Me temo que esa declaración no habrá gustado a tantos jóvenes que se emplean a fondo para alcanzar la cumbre de alguna de esas montañas. Mi amigo ya está a punto de conseguirlo. En mi caso he tardado más de 50 años en encontrar la motivación de mi principal ocupación, la ascensión de las montañas, y la explicación de tantos dramas y tantas desventuras, y es ahora cuando estoy en el complicado compromiso de elaborar esos estudios para su publicación, pero ello me anima a continuar experimentando, viviendo y actualizando emociones y sensaciones.

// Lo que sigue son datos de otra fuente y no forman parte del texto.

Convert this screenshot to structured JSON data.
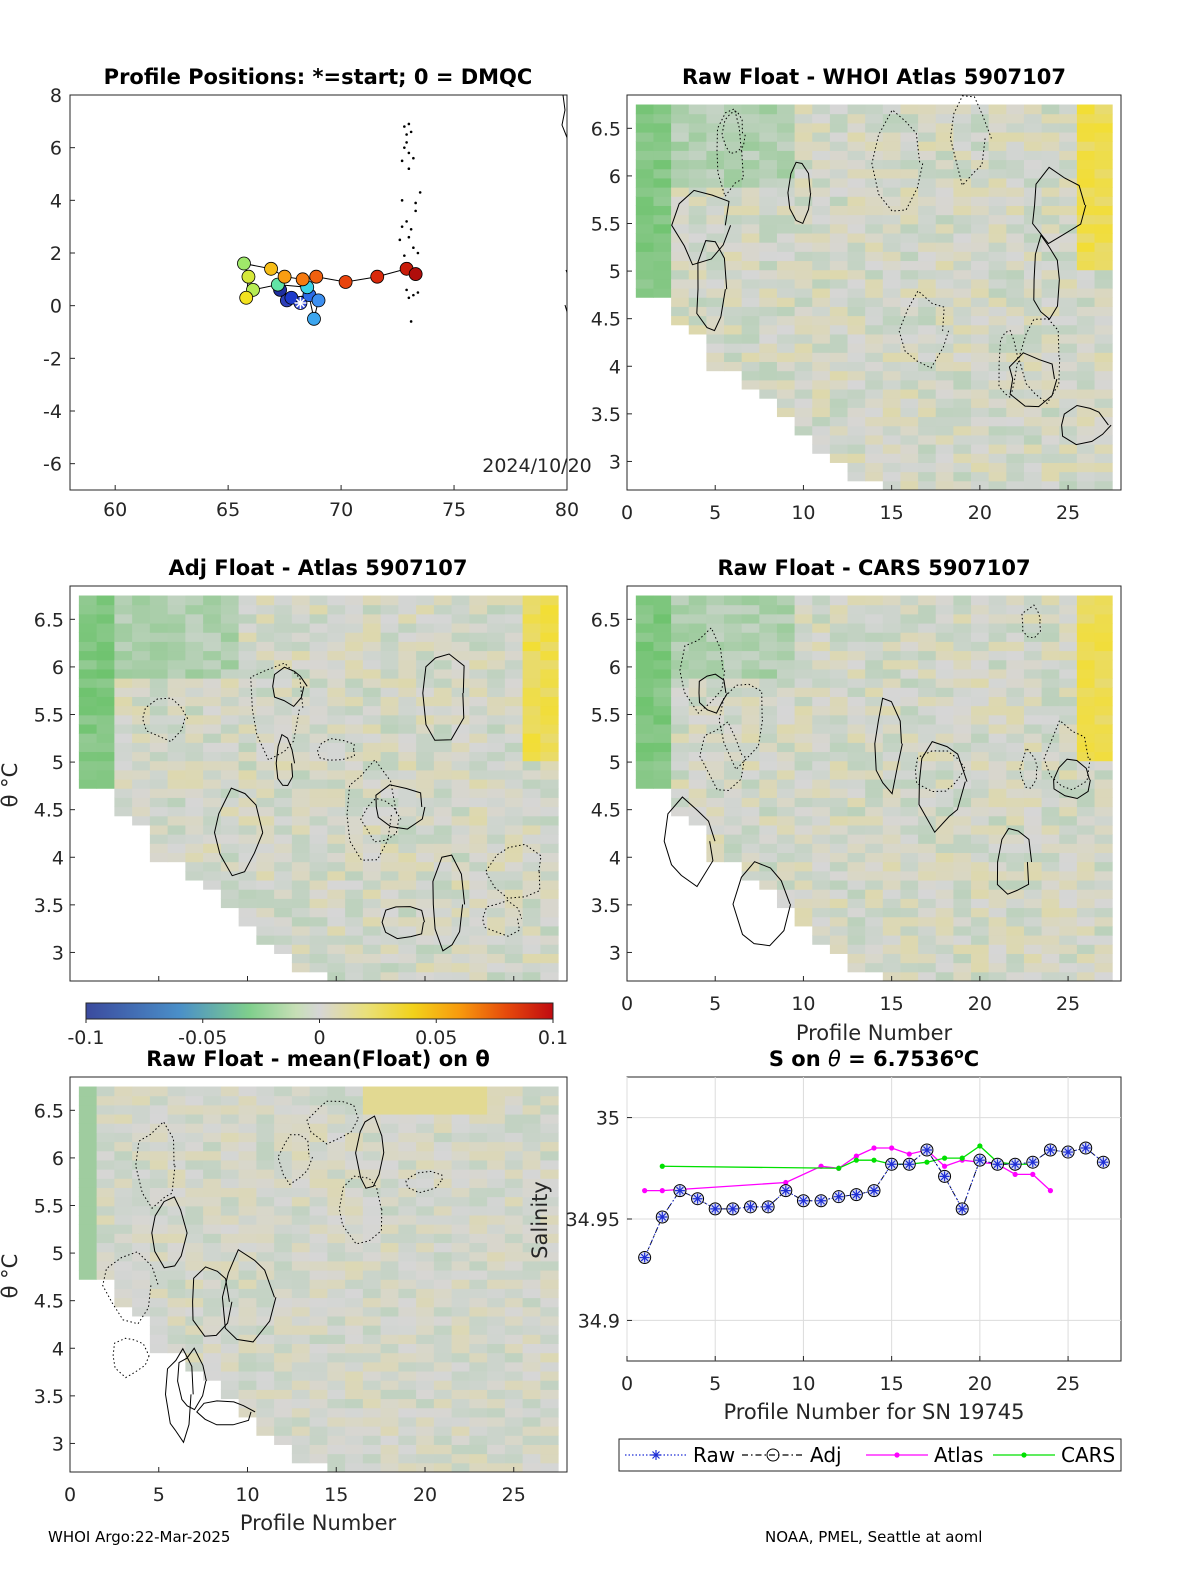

El otro día, después de varios meses sin conseguirlo, por circunstancias climáticas, y a veces por falta de destreza, pude salir volando desde la cima de la Najarra, colgado de mi parapente. Volé sobre la inmensa Pedriza, en la Sierra del Guadarrama. Y a pesar de haberlo hecho en decenas de ocasiones, constaté que era cada vez más fantástico y mucho más porque el que colgaba de aquella cometa de colores era yo, que al no tener edad ya no era un inconsciente. Era yo mismo el que experimentaba anotando sentimientos para contarlos cuando fuera necesario y así animar a tanto desilusionado a reemprender la aventura de la vida.

Ayer regresé de los Pirineos, en donde mis amigos los rescatadores de montaña de la Guardia Civil me acompañaron a la cima del Aspe, una de las mejores montañas de la cordillera. Estoy preparando algunos libros que tengo que terminar iluminados por esas experiencias espirituales, buscando explicaciones para seguir animando en la ilusión por el esfuerzo a tantos jóvenes que buscan su camino. Hay tiempo. Tengo para mí este ancho y venturoso presente en el que vivo. Y seguiré contando capítulos de ayer y de hoy, escribiendo lo mejor que pueda, que cada vez me parece más difícil, y especialmente sintiendo esas emociones derivadas del miedo, del cansancio, de la alegría infinita y de la satisfacción por la obra bien hecha. –¿Oiga?… Pero, ¿qué edad tiene usted? –¡No lo sé!… Yo elijo la edad que tengo según mi estado de ánimo. Solamente son mayores aquellos que saben que la aventura ya no es posible.